1/2: The issue is the system can’t easily predict what aspects will be future important much later for downstream tasks.
All that being said I somewhat agree in the sense that perplexity isn’t necessarily the best measure (the best measure being that which best predicts performance on all the downstream tasks).
OK, cool. Well, I don’t buy that argument. There are other ways to do math besides being really really ridiculously good at internet text prediction. Humans are better at math than GPT-3 but probably that’s because they are doing it in a different way than merely as a side-effect of being good at text prediction.

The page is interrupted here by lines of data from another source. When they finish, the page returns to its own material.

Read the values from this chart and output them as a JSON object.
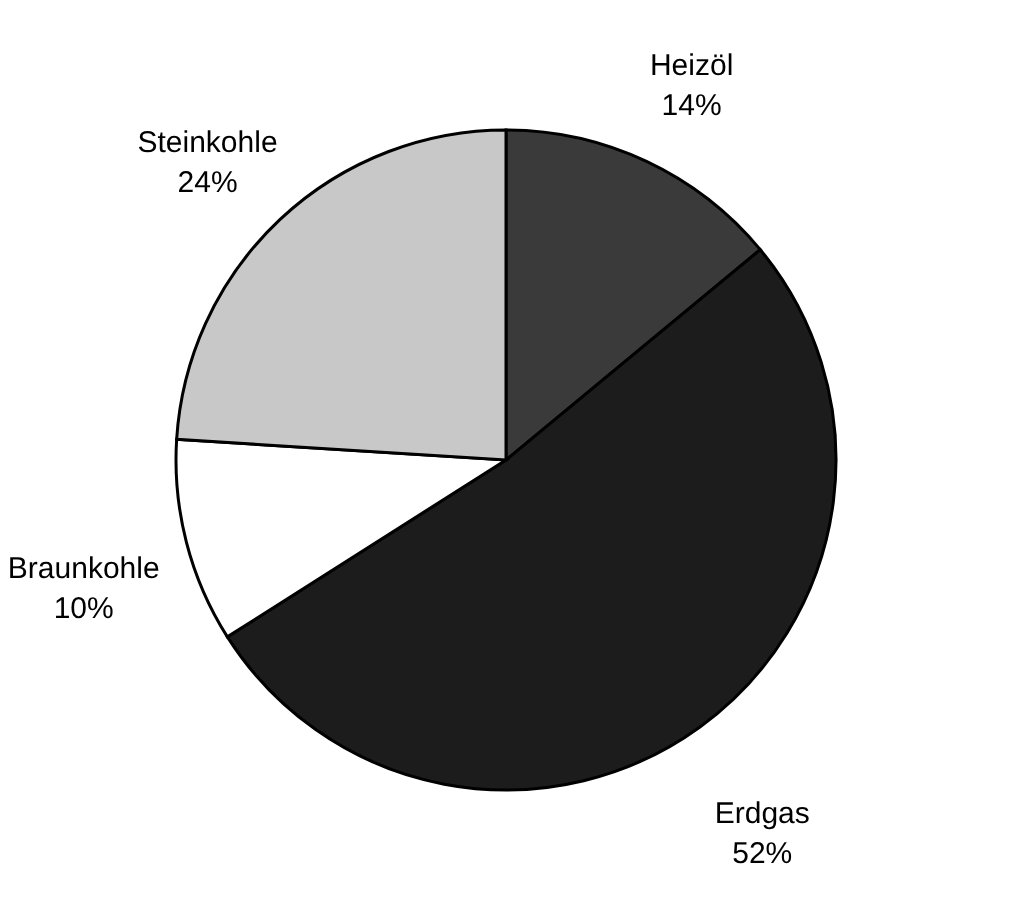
{
  "chart_data": {
    "type": "pie",
    "categories": [
      "Heizöl",
      "Erdgas",
      "Braunkohle",
      "Steinkohle"
    ],
    "values": [
      14,
      52,
      10,
      24
    ],
    "value_labels": [
      "14%",
      "52%",
      "10%",
      "24%"
    ],
    "colors": [
      "#3a3a3a",
      "#1c1c1c",
      "#ffffff",
      "#c8c8c8"
    ],
    "legend": false
  }
}
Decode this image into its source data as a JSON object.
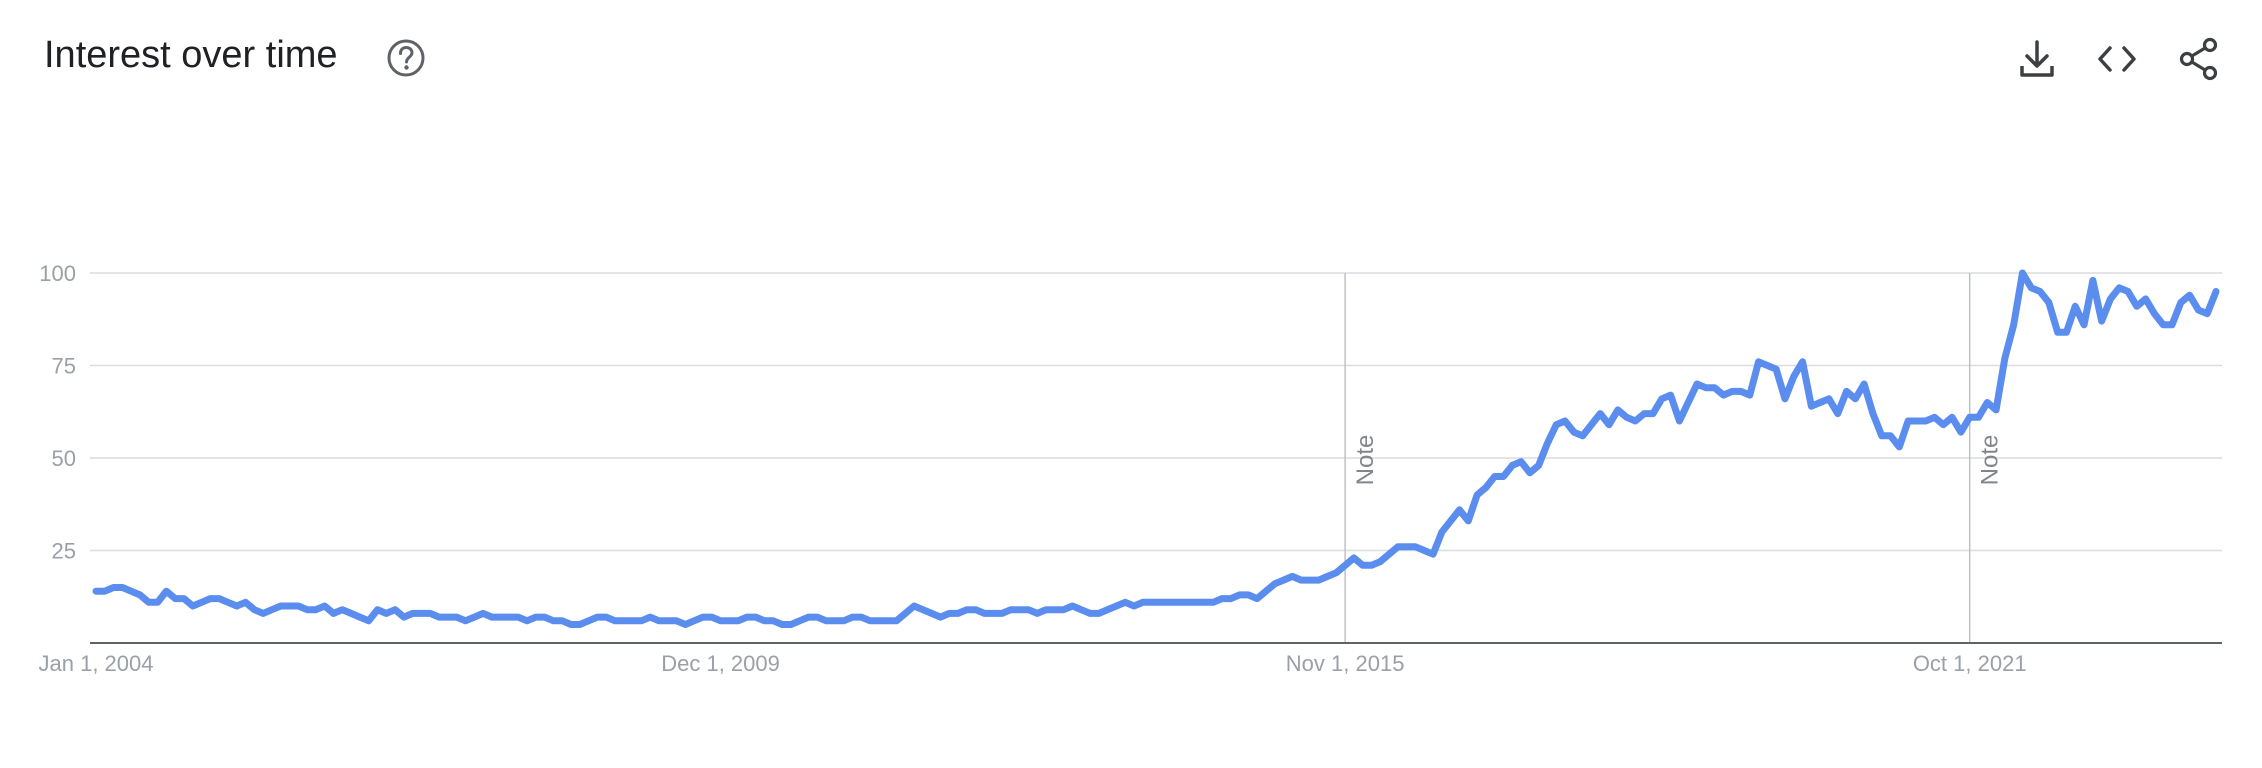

If it was just math, then ok sure. But GPT-3 and related LMs can learn a wide variety of linguistic skills at certain levels of compute/data scale, and I was explicitly referring to a wide (linguistic and related) skill benchmark, with math being a stand in example for linguistic related/adjacent.
And btw, from what I understand GPT-3 learns math from having math problems in it’s training corpus, so it’s not even a great example of “side-effect of being good at text prediction”.